/ 11 February 2000

Think twice before taking on the Net

John Naughton

Here is a story to make megacorp executives choke on their muesli: eToys.com, a huge online retailer of toys based in California, has been humiliated by a civil disobedience campaign orchestrated by a community of Internet activists.

Late last year, eToys made the mistake of suing a group of Swiss multimedia artists and pranksters who run www.etoy.com, which is a byword on the Net for devising ingenious ways to pull corporate tails. Although the eToy artists registered their domain name, they did not register eToy as a trademark in the United States.

eToys claimed trademark infringement in court and argued that the eToys trademark and brand name were being tarnished by the “unlawful” activities of the artists, whose projects include profanity and nudity.

The company won a temporary injunction by citing the “danger” to children who might mistakenly log on to www.etoy.com by failing to type an “s” in the Web address. The judge accepted this preposterous argument, and Internic, the domain-registration authority, pulled the plug on www.etoy.com.
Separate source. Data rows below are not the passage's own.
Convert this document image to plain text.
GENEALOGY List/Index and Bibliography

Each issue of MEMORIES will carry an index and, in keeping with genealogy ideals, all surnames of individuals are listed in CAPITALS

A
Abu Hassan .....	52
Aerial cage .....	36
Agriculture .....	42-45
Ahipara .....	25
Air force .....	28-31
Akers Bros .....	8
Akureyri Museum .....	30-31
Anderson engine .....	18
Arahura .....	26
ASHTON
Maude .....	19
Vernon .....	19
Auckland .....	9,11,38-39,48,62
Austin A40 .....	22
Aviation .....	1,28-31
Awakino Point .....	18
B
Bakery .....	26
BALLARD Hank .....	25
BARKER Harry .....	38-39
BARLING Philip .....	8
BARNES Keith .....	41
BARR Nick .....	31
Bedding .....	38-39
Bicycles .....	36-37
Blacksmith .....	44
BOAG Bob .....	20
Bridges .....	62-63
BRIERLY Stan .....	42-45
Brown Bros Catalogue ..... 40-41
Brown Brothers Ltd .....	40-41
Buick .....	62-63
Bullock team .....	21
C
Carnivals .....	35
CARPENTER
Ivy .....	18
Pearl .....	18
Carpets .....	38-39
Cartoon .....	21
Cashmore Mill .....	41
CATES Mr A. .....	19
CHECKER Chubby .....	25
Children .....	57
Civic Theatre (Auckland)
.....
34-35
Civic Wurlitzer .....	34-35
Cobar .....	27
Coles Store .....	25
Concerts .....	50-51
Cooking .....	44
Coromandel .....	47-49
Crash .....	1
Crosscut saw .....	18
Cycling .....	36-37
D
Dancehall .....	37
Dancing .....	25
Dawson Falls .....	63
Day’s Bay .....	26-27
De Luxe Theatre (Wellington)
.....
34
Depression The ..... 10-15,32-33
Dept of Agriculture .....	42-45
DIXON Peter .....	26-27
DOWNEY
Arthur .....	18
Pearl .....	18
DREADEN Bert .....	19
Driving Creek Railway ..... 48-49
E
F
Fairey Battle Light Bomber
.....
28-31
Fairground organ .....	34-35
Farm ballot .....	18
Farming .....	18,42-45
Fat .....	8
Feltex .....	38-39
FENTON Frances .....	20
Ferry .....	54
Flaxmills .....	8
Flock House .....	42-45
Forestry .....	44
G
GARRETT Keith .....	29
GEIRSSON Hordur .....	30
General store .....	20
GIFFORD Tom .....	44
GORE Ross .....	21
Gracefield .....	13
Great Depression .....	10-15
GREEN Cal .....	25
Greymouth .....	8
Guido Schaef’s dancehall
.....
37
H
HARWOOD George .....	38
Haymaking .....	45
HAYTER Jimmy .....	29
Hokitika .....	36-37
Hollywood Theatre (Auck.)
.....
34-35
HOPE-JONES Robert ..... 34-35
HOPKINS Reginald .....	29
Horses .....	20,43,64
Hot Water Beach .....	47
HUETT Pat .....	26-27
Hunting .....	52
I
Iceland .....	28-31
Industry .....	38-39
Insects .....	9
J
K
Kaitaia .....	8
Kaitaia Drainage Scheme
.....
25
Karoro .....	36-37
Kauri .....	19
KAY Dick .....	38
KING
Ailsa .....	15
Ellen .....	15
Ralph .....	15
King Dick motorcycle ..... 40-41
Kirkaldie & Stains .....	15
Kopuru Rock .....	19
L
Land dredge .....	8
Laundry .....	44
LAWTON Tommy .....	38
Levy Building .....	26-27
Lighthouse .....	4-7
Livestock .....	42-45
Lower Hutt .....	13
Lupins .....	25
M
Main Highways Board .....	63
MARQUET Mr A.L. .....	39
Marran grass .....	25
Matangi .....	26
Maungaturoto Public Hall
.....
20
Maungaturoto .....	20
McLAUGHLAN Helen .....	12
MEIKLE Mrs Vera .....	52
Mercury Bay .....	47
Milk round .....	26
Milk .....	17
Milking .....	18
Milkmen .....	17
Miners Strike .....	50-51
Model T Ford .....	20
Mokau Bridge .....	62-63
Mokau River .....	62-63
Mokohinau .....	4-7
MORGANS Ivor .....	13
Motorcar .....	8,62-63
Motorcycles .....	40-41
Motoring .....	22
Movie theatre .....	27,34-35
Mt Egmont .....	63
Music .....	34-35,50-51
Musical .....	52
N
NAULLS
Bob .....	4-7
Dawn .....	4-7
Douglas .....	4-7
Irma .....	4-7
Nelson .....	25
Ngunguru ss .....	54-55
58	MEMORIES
But in no time at all eToys discovered what it is like to be on the receiving end of an online community’s rage. Apart from the deluge of hostile e-mails, eToys’s servers were subjected to sustained “denial- of-service” attacks, which are potentially disastrous over Christmas season. eToys claims that it lost only 2% of its capacity as a result, but industry gossip puts the degradation considerably higher.

Whatever the damage, eToys saw the light – it has agreed to drop its suit against eToy

and pay the group up to $40E000 in legal fees and expenses.